Es ist nicht Sache des Presserats, in den beiden umstrittenen Fragen der gesundheitlich sinnvollen Höhe des Salzkonsums und der Wirkung von Cholesterin auf Herzkranzgefässe Stellung zu beziehen. Bei diesen Fragen handelt es sich um eine wissenschaftliche Debatte über umstrittene Themen. «Blick» gibt richtigerweise zu, dass seine Aussage kommentierend ist, insbesondere der Nachsatz «Es wäre nicht das erste Mal». Für den Leser ist dabei klar ersichtlich, dass es sich hier um einen Kommentar des Autors handelt. Der Autor führt im Artikel verschiedene Gründe auf, warum man das 5-Gramm-Ziel für den täglichen Salzkonsum der Weltgesundheitsorganisation (WHO) in Frage stellen kann. Die Informationsfreiheit, verankert in Ziffer 2 der «Erklärung», geht deshalb hier vor.

Der Beschwerdeführer liefert in seiner Beschwerde keinen Nachweis, inwiefern der Artikel das Wahrheitsgebot verletze. Die Aussage des Autors, die offizielle These, kaputte Herzkranzgefässe kämen von Cholesterin und dieses von gesättigten Fetten, sterbe nur sehr langsam, und in der Zwischenzeit mache «Big-Pharma mit Statinen gute Geschäfte», stellt zwar diese These in Frage. Umgekehrt ist damit jedoch nichts über die Richtigkeit der These gesagt. Der Autor äussert im Artikel seine kritische Einschätzung zu dieser These, überlässt es aber dem Leser selber, über sie zu urteilen. Letztlich wird der Leser jedoch mit der These allein gelassen und weiss nicht, ob und warum diese nun stimmt, kritisiert wird oder allenfalls überholt ist. Dass «Big-Pharma» mit Statinen gute Geschäfte mache, scheint dem Presserat eine unproblematische Aussage zu sein, umso mehr, als der Autor keine Zahlen nennt und die Beschwerdegegnerin auch nicht das Gegenteil nachweist. Die «Blick»-Gruppe hat somit das Wahrheitsgebot der Ziffer 1 der «Erklärung» nicht verletzt.
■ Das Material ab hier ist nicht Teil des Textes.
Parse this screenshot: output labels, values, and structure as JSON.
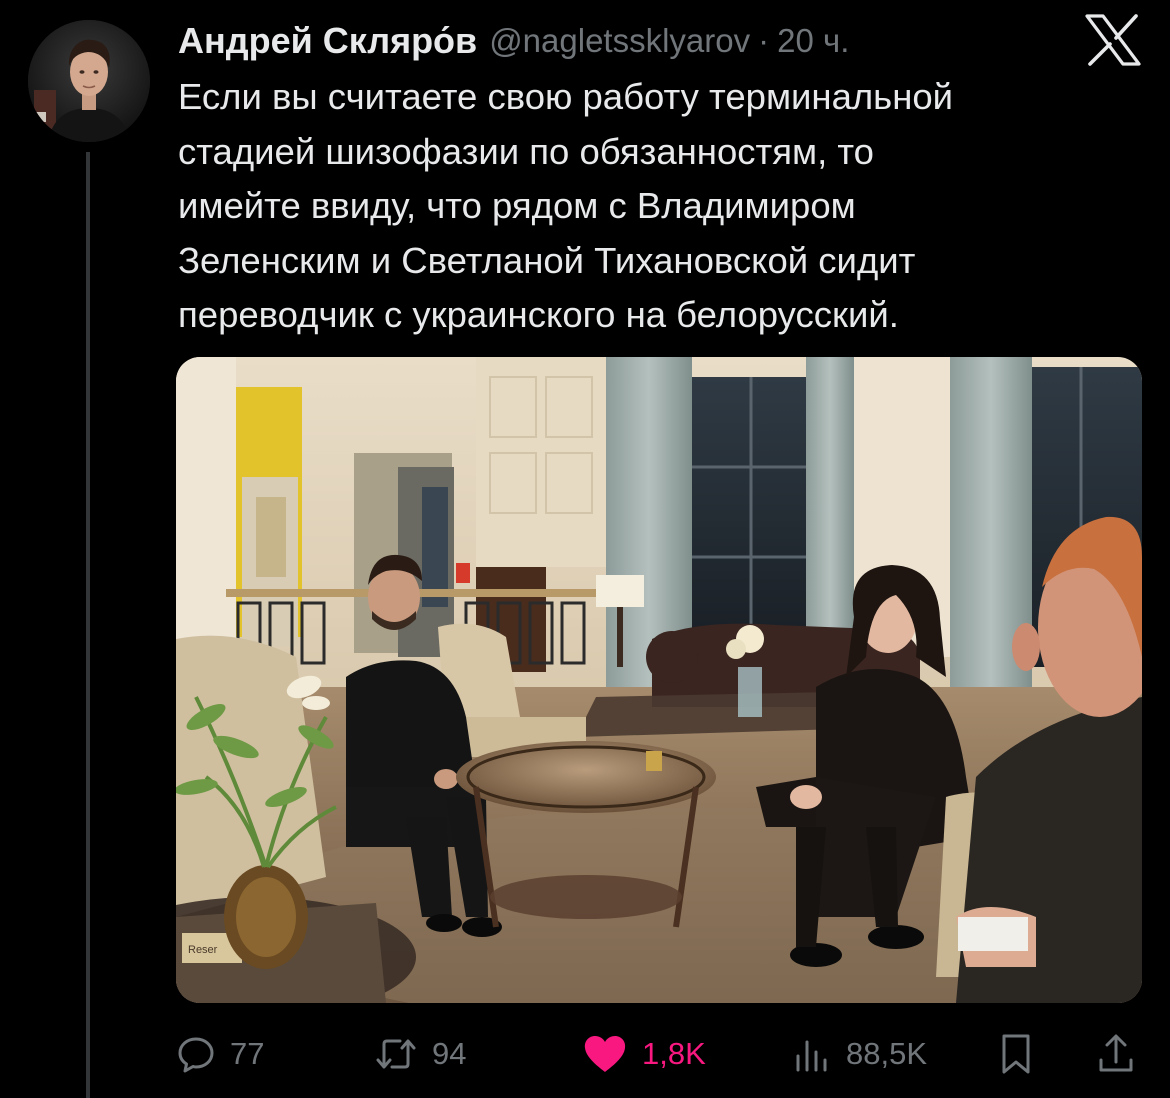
{
  "post": {
    "author": {
      "display_name": "Андрей Скляро́в",
      "handle": "@nagletssklyarov",
      "separator": "·",
      "time_ago": "20 ч."
    },
    "platform_logo": "x-logo-icon",
    "text_lines": [
      "Если вы считаете свою работу терминальной",
      "стадией шизофазии по обязанностям, то",
      "имейте ввиду, что рядом с Владимиром",
      "Зеленским и Светланой Тихановской сидит",
      "переводчик с украинского на белорусский."
    ],
    "media": {
      "icon": "photo",
      "table_card_text": "Reser"
    }
  },
  "actions": {
    "replies": {
      "icon": "reply-icon",
      "count": "77"
    },
    "reposts": {
      "icon": "repost-icon",
      "count": "94"
    },
    "likes": {
      "icon": "heart-icon",
      "count": "1,8K",
      "liked": true
    },
    "views": {
      "icon": "views-icon",
      "count": "88,5K"
    },
    "bookmark": {
      "icon": "bookmark-icon"
    },
    "share": {
      "icon": "share-icon"
    }
  },
  "colors": {
    "background": "#000000",
    "text_primary": "#e7e9ea",
    "text_secondary": "#71767b",
    "like_active": "#f91880",
    "thread_line": "#333639"
  }
}
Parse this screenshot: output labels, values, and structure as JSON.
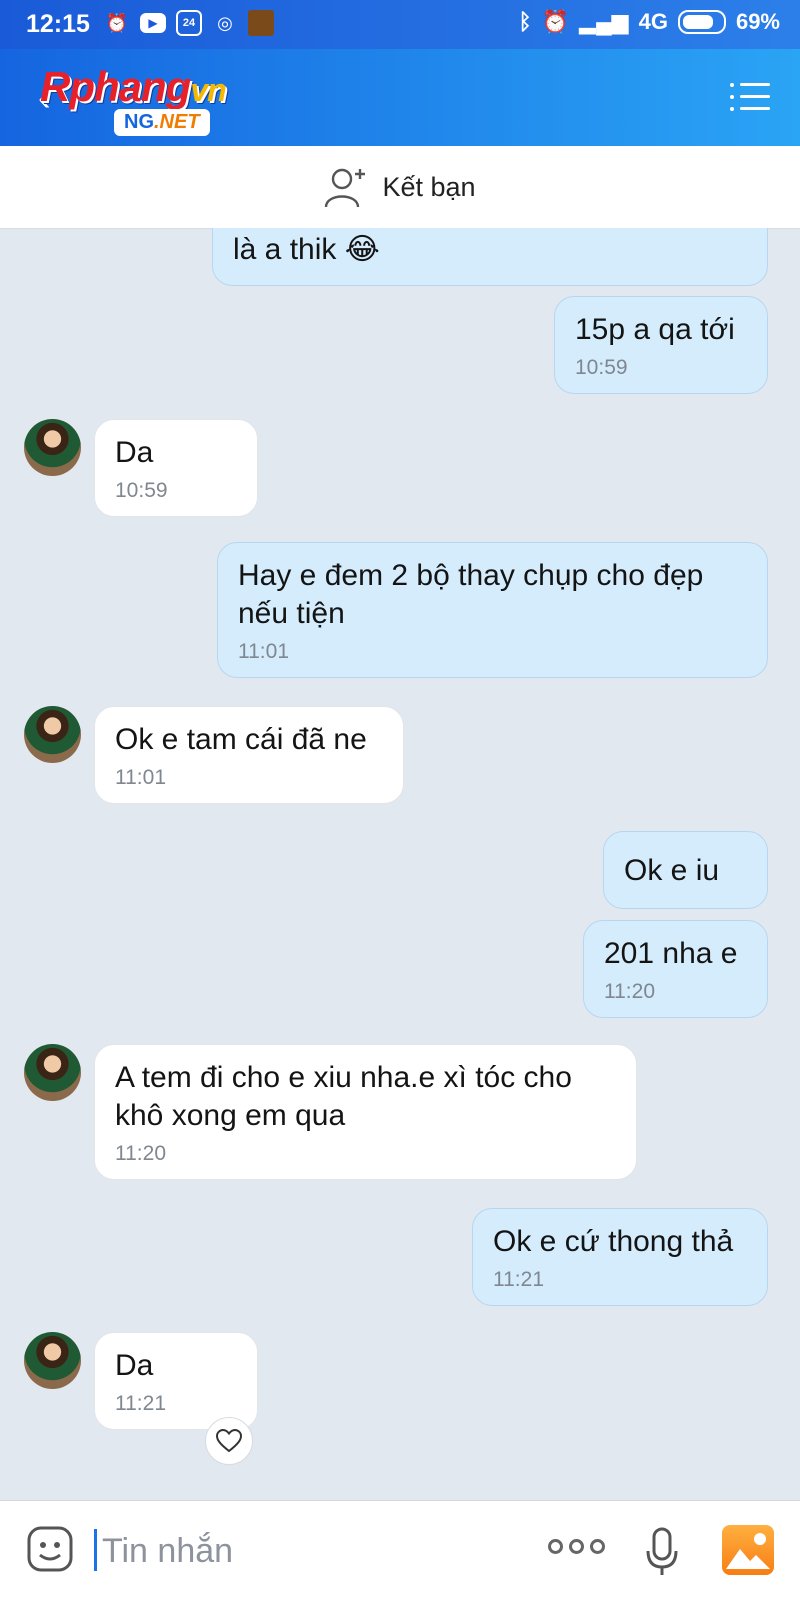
{
  "status_bar": {
    "time": "12:15",
    "network": "4G",
    "battery": "69%",
    "battery_level": 0.69
  },
  "header": {
    "logo_text": "Rphang",
    "logo_suffix": "vn",
    "logo_badge_a": "NG",
    "logo_badge_b": ".NET",
    "icons": [
      "back-arrow-icon",
      "menu-icon"
    ]
  },
  "friend_bar": {
    "label": "Kết bạn",
    "icon": "add-friend-icon"
  },
  "messages": [
    {
      "side": "me",
      "text": "là a thik 😂",
      "time": ""
    },
    {
      "side": "me",
      "text": "15p a qa tới",
      "time": "10:59"
    },
    {
      "side": "them",
      "text": "Da",
      "time": "10:59"
    },
    {
      "side": "me",
      "text": "Hay e đem 2 bộ thay chụp cho đẹp nếu tiện",
      "time": "11:01"
    },
    {
      "side": "them",
      "text": "Ok e tam cái đã ne",
      "time": "11:01"
    },
    {
      "side": "me",
      "text": "Ok e iu",
      "time": ""
    },
    {
      "side": "me",
      "text": "201 nha e",
      "time": "11:20"
    },
    {
      "side": "them",
      "text": "A tem đi cho e xiu nha.e xì tóc cho khô xong em qua",
      "time": "11:20"
    },
    {
      "side": "me",
      "text": "Ok e cứ thong thả",
      "time": "11:21"
    },
    {
      "side": "them",
      "text": "Da",
      "time": "11:21"
    }
  ],
  "input_bar": {
    "placeholder": "Tin nhắn",
    "icons": [
      "sticker-icon",
      "more-icon",
      "microphone-icon",
      "photo-icon"
    ]
  },
  "colors": {
    "header_start": "#1565e0",
    "header_end": "#2aa4f5",
    "my_bubble": "#d4ecfc",
    "their_bubble": "#ffffff",
    "chat_bg": "#e2e8f0"
  }
}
2. Das Begehren des Beschwerdeführers auf Berichtigung gemäss Ziffer 5 der «Erklärung» ist in der Folge nicht berechtigt, da der Presserat den materiellen Inhalt des Artikels nicht für unwahr befindet.

III. Feststellungen

1. Die Beschwerde wird abgewiesen.

2. «Blick am Abend» hat mit seinem Artikel «Salz muss sein» Ziffer 1 (Wahrheitsgebot) und Ziffer 5 (Berichtigung) der «Erklärung der Pflichten und Rechte der Journalistinnen und Journalisten» nicht verletzt.